小泉今日子×松尾潔「おれの歌を止めるな」声の上げかた、怒りかた
誰かの感情を嘲笑的に見てしまう人
──トーンを使い分けるというのは、いろいろな種類の声を持っていなくてはできませんよね。私は一つしか持っていなくて。 小泉 和田さんの文章は、大きい声で怒っているところと、それをユーモアで回避するところとか、ちゃんといろんな表情があると思うよ。 他にも新聞が取材に来てくれた時はこんな言いかたがいいだろうとか、自分のラジオ番組ならば聴いてくれる一人ひとりに届くから囁くように言うほうが伝わるだろうとか、そういう感覚はありますよね。 松尾 そういう姿勢について、「あの人は媒体によって言いかたを変えてるよね」と言われるかもしれないけれど、それでも遠くまで伝わることのほうが大切な気がします。若い頃は、とにかくエッジが鋭いことを言ってやれという気持ちが勝っていた時期もありましたが、いまは正確に遠くまで届けたいと思うようになりました。 ──声を上げることを私たちはしたいわけだけど、そもそも怒りがない人もいませんか。 小泉 誰かの感情を嘲笑的に見てしまう人って多いんだなと、SNSを見るたびに思いますね。あとは組織のなかで自分の生活や日常が回っているから、社会の問題には触らないほうがいいと、怒りの芽をあらかじめ摘んでいる人もいるんだろうな。 松尾 怒ったうえで、その怒りのエネルギーをベストな方向へ転換していくのが正しいやりかただと思うんです。

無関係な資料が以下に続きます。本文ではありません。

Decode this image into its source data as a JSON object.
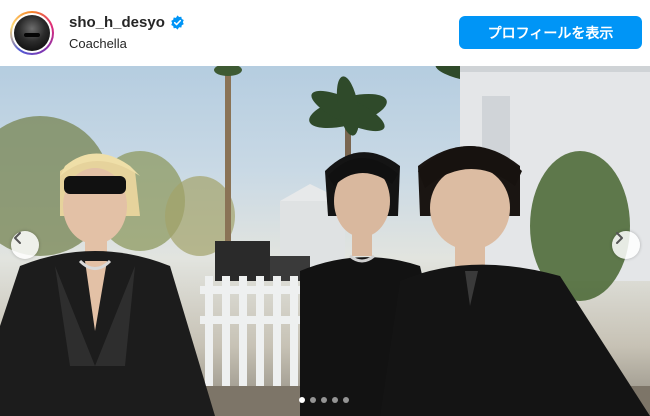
{
  "post": {
    "username": "sho_h_desyo",
    "location": "Coachella",
    "verified": true,
    "profile_button_label": "プロフィールを表示"
  },
  "carousel": {
    "slide_count": 5,
    "active_index": 0,
    "prev_icon": "chevron-left-icon",
    "next_icon": "chevron-right-icon"
  },
  "colors": {
    "accent": "#0095f6",
    "verified_badge": "#0095f6"
  }
}
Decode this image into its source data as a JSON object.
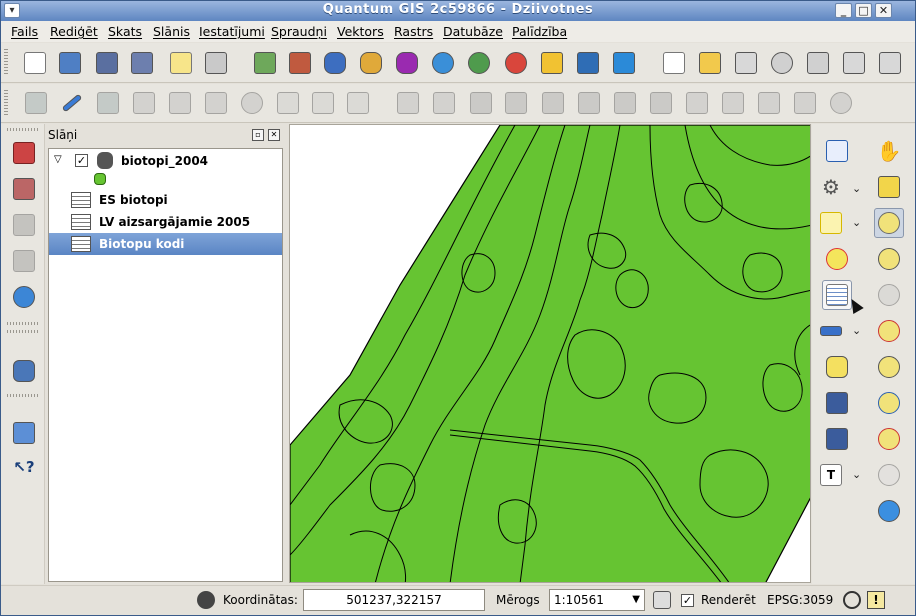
{
  "window": {
    "title": "Quantum GIS 2c59866 - Dziivotnes",
    "buttons": [
      "minimize",
      "maximize",
      "close"
    ]
  },
  "menu": {
    "items": [
      "Fails",
      "Rediģēt",
      "Skats",
      "Slānis",
      "Iestatījumi",
      "Spraudņi",
      "Vektors",
      "Rastrs",
      "Datubāze",
      "Palīdzība"
    ]
  },
  "toolbar_top": {
    "icons": [
      "new-project-icon",
      "open-project-icon",
      "save-project-icon",
      "save-as-icon",
      "print-composer-icon",
      "print-icon",
      "add-vector-icon",
      "add-raster-icon",
      "add-postgis-icon",
      "add-spatialite-icon",
      "add-mssql-icon",
      "add-wms-icon",
      "add-wcs-icon",
      "add-wfs-icon",
      "add-delimited-text-icon",
      "remove-layer-icon",
      "new-shapefile-icon",
      "spellcheck-icon",
      "label-icon",
      "tag-icon",
      "eye-icon",
      "pin-icon",
      "tag2-icon",
      "tag3-icon"
    ]
  },
  "toolbar_edit": {
    "icons": [
      "save-edits-icon",
      "toggle-editing-icon",
      "current-edits-icon",
      "capture-polygon-icon",
      "move-feature-icon",
      "node-tool-icon",
      "delete-selected-icon",
      "cut-features-icon",
      "copy-features-icon",
      "paste-features-icon",
      "undo-icon",
      "redo-icon",
      "simplify-icon",
      "add-ring-icon",
      "add-part-icon",
      "delete-ring-icon",
      "delete-part-icon",
      "reshape-icon",
      "offset-curve-icon",
      "split-features-icon",
      "merge-features-icon",
      "merge-attributes-icon",
      "rotate-point-icon"
    ]
  },
  "left_toolbar": {
    "icons": [
      "histogram-icon",
      "stretch-icon",
      "histogram2-icon",
      "local-stretch-icon",
      "globe-icon",
      "database-icon",
      "help-book-icon",
      "whats-this-icon"
    ]
  },
  "layers_panel": {
    "title": "Slāņi",
    "layers": [
      {
        "name": "biotopi_2004",
        "checked": true,
        "expanded": true
      },
      {
        "name": "ES biotopi"
      },
      {
        "name": "LV aizsargājamie 2005"
      },
      {
        "name": "Biotopu kodi",
        "selected": true
      }
    ]
  },
  "map": {
    "fill_color": "#66c432",
    "line_color": "#000000"
  },
  "right_toolbar": {
    "icons": [
      "identify-icon",
      "pan-icon",
      "gear-icon",
      "pan-to-selection-icon",
      "select-feature-icon",
      "zoom-in-icon",
      "deselect-icon",
      "zoom-out-icon",
      "open-attribute-table-icon",
      "zoom-actual-icon",
      "measure-icon",
      "zoom-full-icon",
      "annotation-icon",
      "zoom-layer-icon",
      "zoom-selection-icon",
      "map-tip-icon",
      "zoom-last-icon",
      "home-icon",
      "zoom-next-icon",
      "text-annotation-icon",
      "refresh-icon"
    ]
  },
  "status": {
    "coordinates_label": "Koordinātas:",
    "coordinates_value": "501237,322157",
    "scale_label": "Mērogs",
    "scale_value": "1:10561",
    "render_label": "Renderēt",
    "render_checked": true,
    "crs": "EPSG:3059"
  }
}
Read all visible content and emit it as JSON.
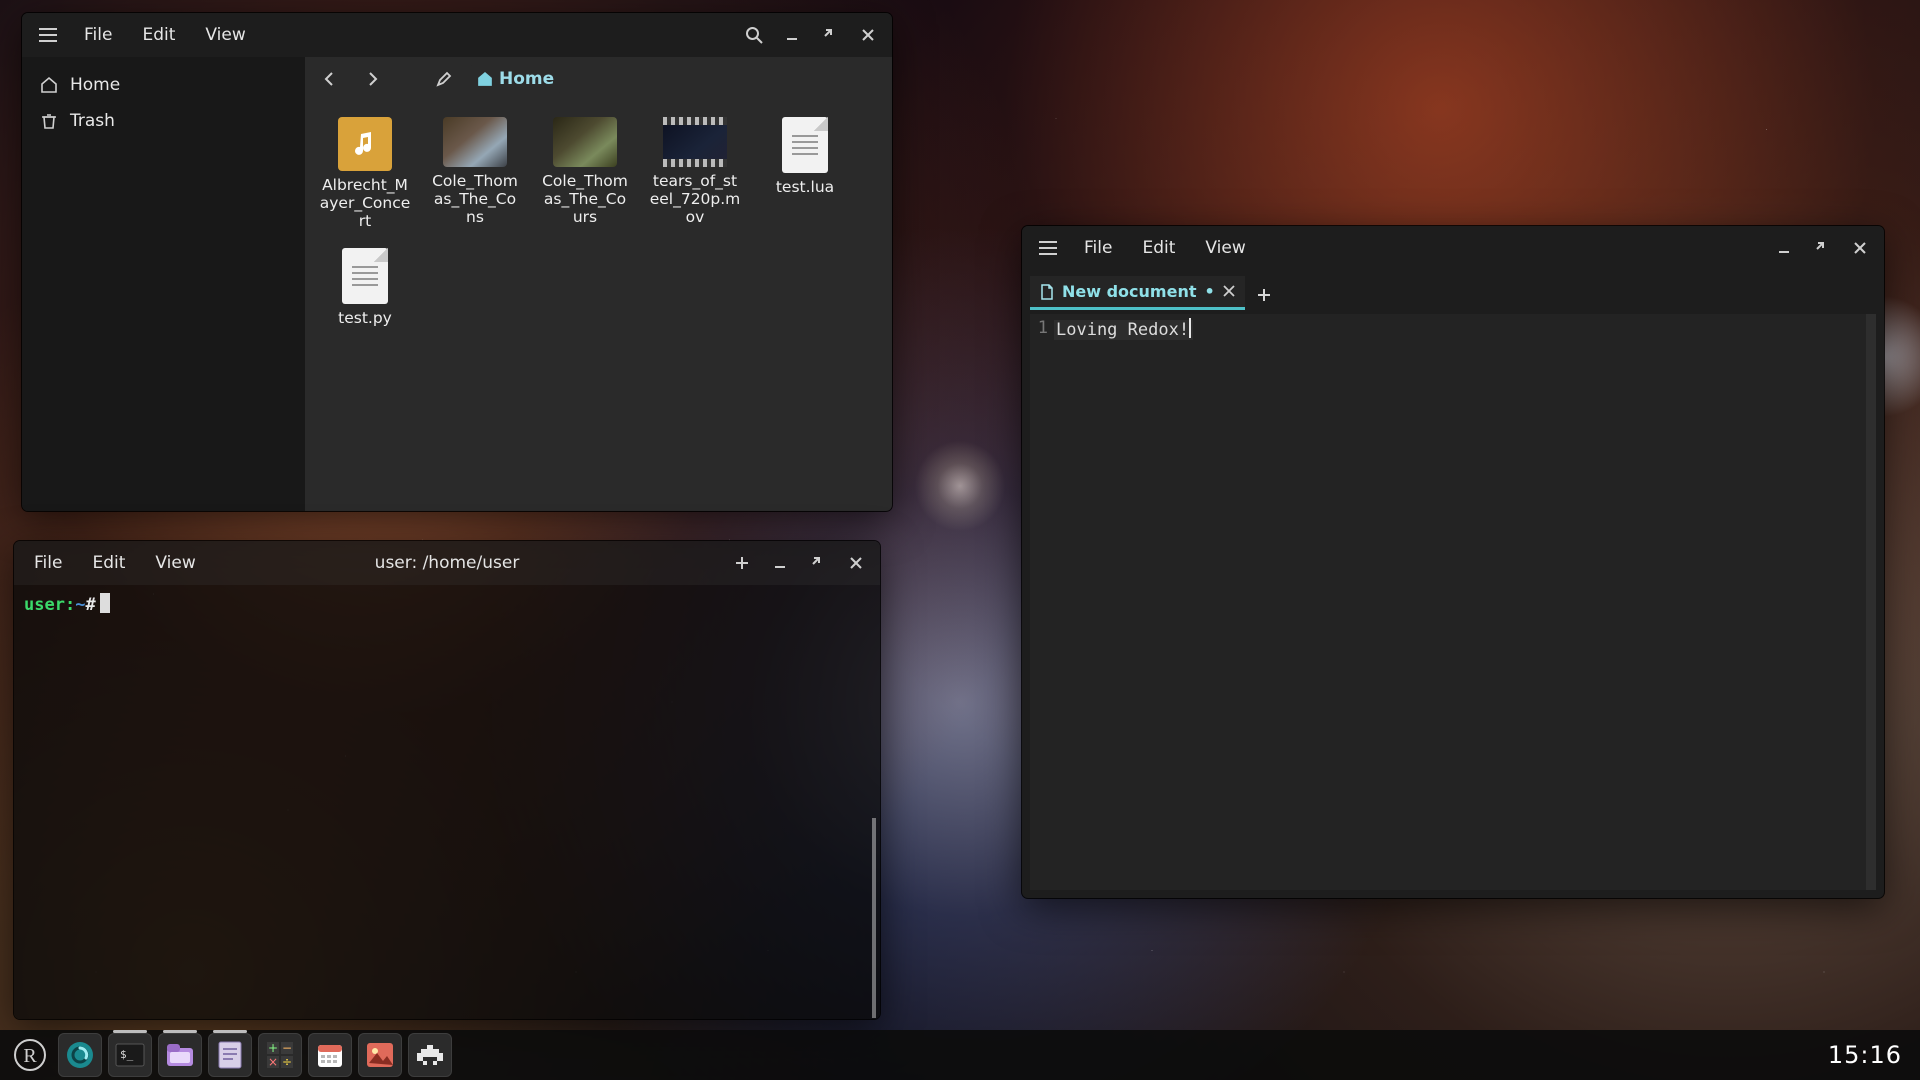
{
  "file_manager": {
    "menu": {
      "file": "File",
      "edit": "Edit",
      "view": "View"
    },
    "location_label": "Home",
    "sidebar": {
      "home": "Home",
      "trash": "Trash"
    },
    "files": [
      "Albrecht_Mayer_Concert",
      "Cole_Thomas_The_Cons",
      "Cole_Thomas_The_Cours",
      "tears_of_steel_720p.mov",
      "test.lua",
      "test.py"
    ]
  },
  "terminal": {
    "menu": {
      "file": "File",
      "edit": "Edit",
      "view": "View"
    },
    "title": "user: /home/user",
    "prompt_user": "user:",
    "prompt_path": "~",
    "prompt_symbol": "#"
  },
  "editor": {
    "menu": {
      "file": "File",
      "edit": "Edit",
      "view": "View"
    },
    "tab": {
      "title": "New document",
      "modified_indicator": "•"
    },
    "line_number": "1",
    "content": "Loving Redox!"
  },
  "taskbar": {
    "clock": "15:16"
  }
}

裏金問題が噴出しているいまの国会を観てくださいよ。「こんな茶番ってひどいな」と怒るほうがヘルシーでしょう。 小泉 確かに複雑な問題もあるけれど、裏金問題などはすごくわかりやすいですからね。私たちは確定申告を細かくやらなきゃいけないのに、政治家はいったいなんなの? って思う。 松尾 そう思った時に外へ出て、誰かと話せばいいんじゃないかな。そのときに一番ふさわしい声のトーンで、一番ふさわしい言葉選びをしたいなあ。 ──『おれの歌を止めるな』というタイトルは、「みんなで一緒に歌おうぜ」という意味なんですか? 松尾 一緒にという意味ではなくて、誰しもが持っているその人だけの歌を歌おう、ってことなんです。タイトルの英訳では「おれの歌」を「My Groove」としています。自分のノリっていうのかな。これが自分だというグルーヴを止めたり変えたりせずに、通していこうよというメッセージです。ネットで僕を中傷してきた人たちの言い分を読むと、内容らしい内容はなくて、とにかく黙らせたいというものが多いんですよ。自分が気に入らないと思った人間が、発言をしていることが気にくわない。 小泉 私も「黙れ」って、よく言われるけれど、「黙るもんか」だよね(笑)。